Les différents codes énoncent le principe de l'égalité entre les citoyens. Aucune de leurs dispositions n'a été jugée comme portant atteinte à l'esprit ou à la lettre de la Convention sur l’élimination de toutes les formes de discrimination à l’égard des femmes par le Conseil constitutionnel.

Des dispositions ont été insérées dans des textes législatifs et réglementaires pour favoriser l’égalité de traitement entre les citoyens sans distinction fondée sur le sexe. L’égalité est aussi garantie par la loi en matière d’accès au travail, d’exercice du droit syndical, au repos, au droit de grève, de rémunération et d’avancement. Ces mesures se sont traduites par des avancées appréciables de la Femme dans divers domaines d’activité.

Rapprochées du potentiel existant, ces avancées semblent encore modestes, comparativement à l’homme. Toutefois, force est de constater que des progrès constants ont été réalisés en matière de la participation de la femme à la prise de décision et son accès aux fonctions supérieures de l’Etat.

Au titre des fonctions supérieures de l’Etat, il y a lieu d’indiquer la présence de quatre (04) femmes dans l’actuel gouvernement, (02) ambassadrices, une femme Secrétaire générale de ministère, quatre Chefs de Cabinet de ministères, une (01) femme wali nommée en 1999, deux (02) walis hors cadre, trois (03) secrétaires générales de wilayas, quatre (04) inspectrices générales de wilayas et sept (07) chefs de daïra.

Dans le domaine de la magistrature, la femme occupe des postes importants de Présidente du Conseil d’Etat (01), (03) présidentes de Cour, (34) présidentes de tribunal sur un total de 56, (115) juges d’instruction sur un total de 404, (11) Présidentes de section dont cinq au Conseil d’ Etat et six à la Cour Suprême. Sur un Nombre total de 2811 magistrats 922 sont des femmes.

Au niveau de la Chancellerie, sur un total de 146 Cadres Supérieurs, 22 sont des femmes. Sur un total de 13.737 fonctionnaires, tous corps confondus, 6024 sont des femmes et sur 10210 personnels du Greffe, 4917 sont des femmes, soit un taux de féminisation de 48,16 %.

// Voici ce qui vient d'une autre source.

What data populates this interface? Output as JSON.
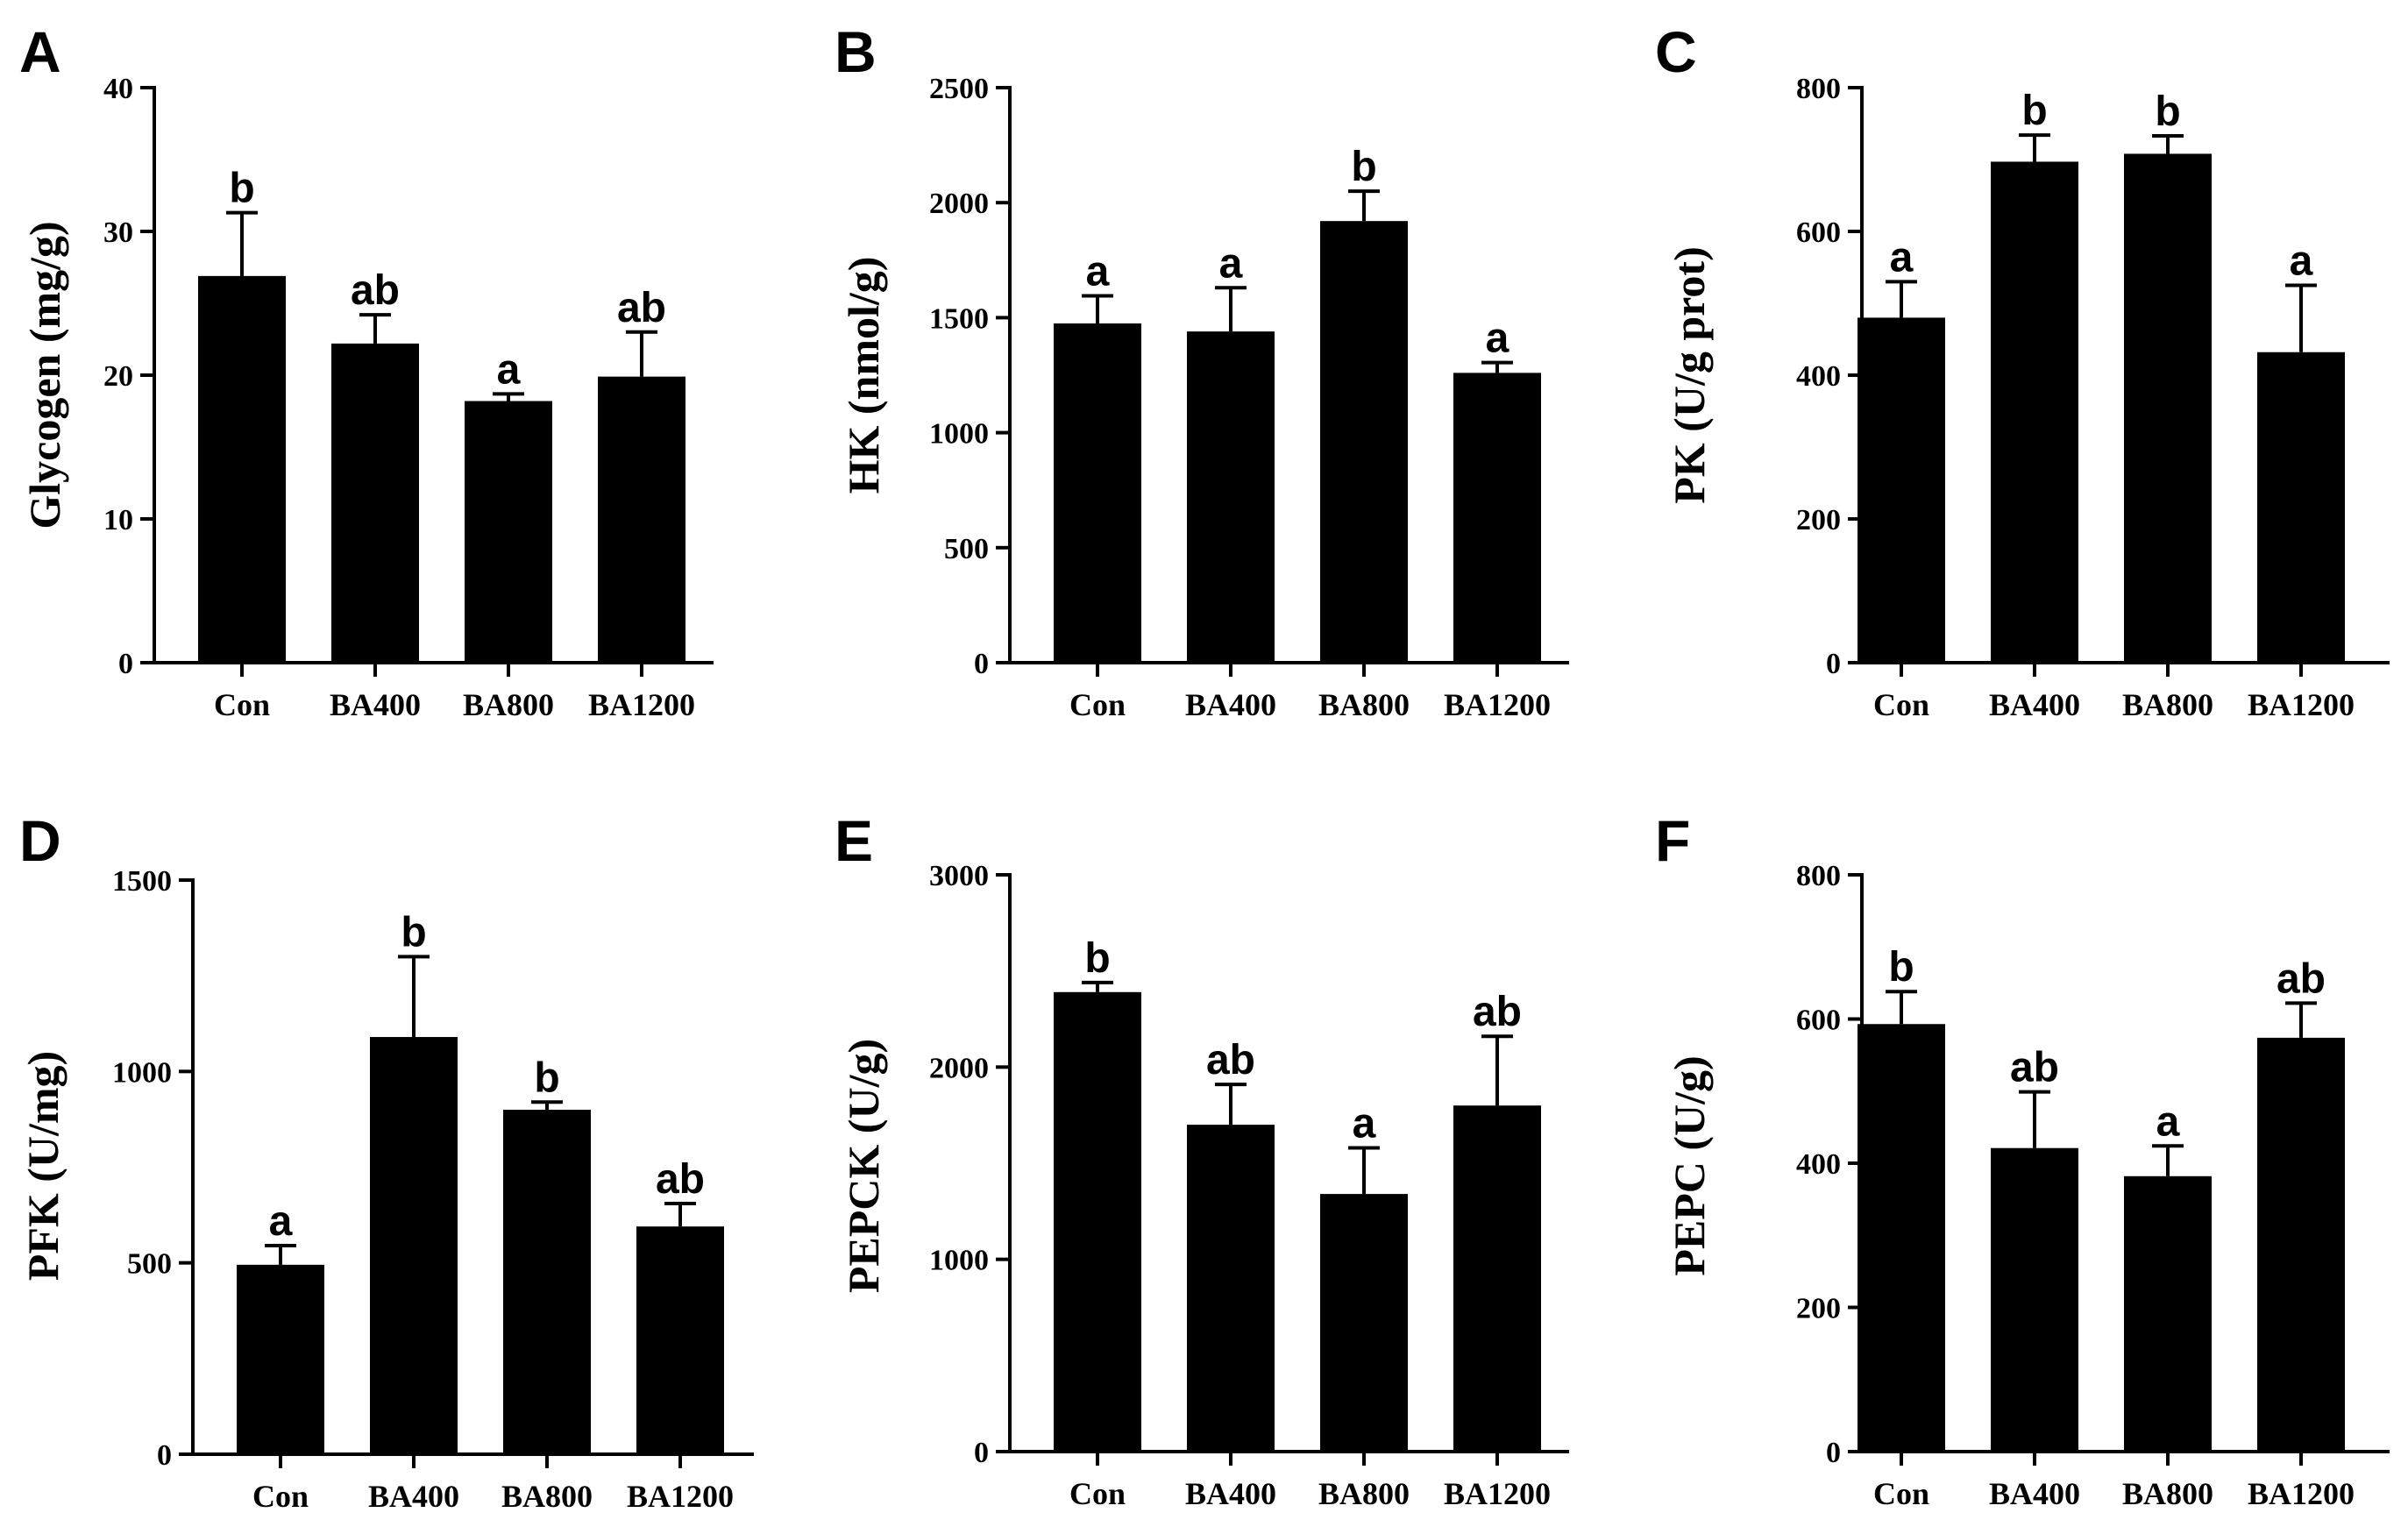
{
  "chart_data": [
    {
      "panel": "A",
      "type": "bar",
      "ylabel": "Glycogen (mg/g)",
      "categories": [
        "Con",
        "BA400",
        "BA800",
        "BA1200"
      ],
      "values": [
        26.9,
        22.2,
        18.2,
        19.9
      ],
      "errors": [
        4.4,
        2.0,
        0.5,
        3.1
      ],
      "labels": [
        "b",
        "ab",
        "a",
        "ab"
      ],
      "ylim": [
        0,
        40
      ],
      "yticks": [
        0,
        10,
        20,
        30,
        40
      ]
    },
    {
      "panel": "B",
      "type": "bar",
      "ylabel": "HK (nmol/g)",
      "categories": [
        "Con",
        "BA400",
        "BA800",
        "BA1200"
      ],
      "values": [
        1475,
        1440,
        1920,
        1260
      ],
      "errors": [
        120,
        190,
        130,
        45
      ],
      "labels": [
        "a",
        "a",
        "b",
        "a"
      ],
      "ylim": [
        0,
        2500
      ],
      "yticks": [
        0,
        500,
        1000,
        1500,
        2000,
        2500
      ]
    },
    {
      "panel": "C",
      "type": "bar",
      "ylabel": "PK (U/g prot)",
      "categories": [
        "Con",
        "BA400",
        "BA800",
        "BA1200"
      ],
      "values": [
        480,
        697,
        708,
        432
      ],
      "errors": [
        50,
        37,
        25,
        93
      ],
      "labels": [
        "a",
        "b",
        "b",
        "a"
      ],
      "ylim": [
        0,
        800
      ],
      "yticks": [
        0,
        200,
        400,
        600,
        800
      ]
    },
    {
      "panel": "D",
      "type": "bar",
      "ylabel": "PFK (U/mg)",
      "categories": [
        "Con",
        "BA400",
        "BA800",
        "BA1200"
      ],
      "values": [
        495,
        1090,
        900,
        595
      ],
      "errors": [
        50,
        210,
        20,
        60
      ],
      "labels": [
        "a",
        "b",
        "b",
        "ab"
      ],
      "ylim": [
        0,
        1500
      ],
      "yticks": [
        0,
        500,
        1000,
        1500
      ]
    },
    {
      "panel": "E",
      "type": "bar",
      "ylabel": "PEPCK (U/g)",
      "categories": [
        "Con",
        "BA400",
        "BA800",
        "BA1200"
      ],
      "values": [
        2390,
        1700,
        1340,
        1800
      ],
      "errors": [
        50,
        210,
        240,
        360
      ],
      "labels": [
        "b",
        "ab",
        "a",
        "ab"
      ],
      "ylim": [
        0,
        3000
      ],
      "yticks": [
        0,
        1000,
        2000,
        3000
      ]
    },
    {
      "panel": "F",
      "type": "bar",
      "ylabel": "PEPC (U/g)",
      "categories": [
        "Con",
        "BA400",
        "BA800",
        "BA1200"
      ],
      "values": [
        593,
        421,
        382,
        574
      ],
      "errors": [
        45,
        78,
        42,
        48
      ],
      "labels": [
        "b",
        "ab",
        "a",
        "ab"
      ],
      "ylim": [
        0,
        800
      ],
      "yticks": [
        0,
        200,
        400,
        600,
        800
      ]
    }
  ]
}
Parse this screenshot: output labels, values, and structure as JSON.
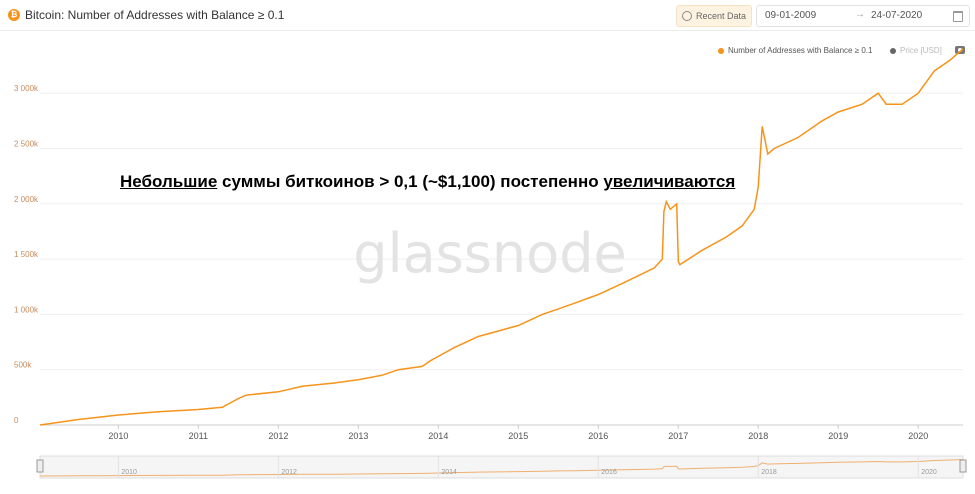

Une femme occupe aussi le poste de vice gouverneur de la banque d’Algérie, membre du conseil de la monnaie et du crédit, la plus haute autorité financière du pays. Les Facultés des Sciences de la Nature, des Lettres et l’université des Sciences et de la Technologie sont dirigées par des femmes.

Il convient de mentionner aussi, les initiatives très encourageantes prises par les pouvoirs publics pour assurer une présence plus marquée de la femme dans des professions considérées dans un passé récent comme étant du domaine masculin. La femme algérienne est de plus en plus présente dans les différents Corps de l’Armée, de la Gendarmerie nationale et dans le secteur de la police nationale. Cette dernière développe des actions de proximité et multiplie les espaces d’écoute pour les femmes en difficulté ou victimes de violences au niveau des postes de police et de commissariats.

C’est ainsi que dans chaque sûreté de daïra et sûreté urbaine, on retrouve au moins une femme assurant la réception et l’orientation des femmes, l’objectif étant d’humaniser les commissariats et d’encourager les citoyennes, à se présenter en toute confiance pour exposer leurs problèmes. La présence féminine des agents de l’ordre et de la sécurité est désormais visible au niveau des aéroports, des ports, ainsi qu ‘au niveau des juridictions. Au niveau des sûretés urbaines, exercent des femmes qui ont le grade d’officier, de commissaire ou de commissaire principal de police. Une femme ayant le grade de Commissaire divisionnaire occupe un poste de Directeur d’études au Cabinet de la Direction Générale de la Sûreté Nationale.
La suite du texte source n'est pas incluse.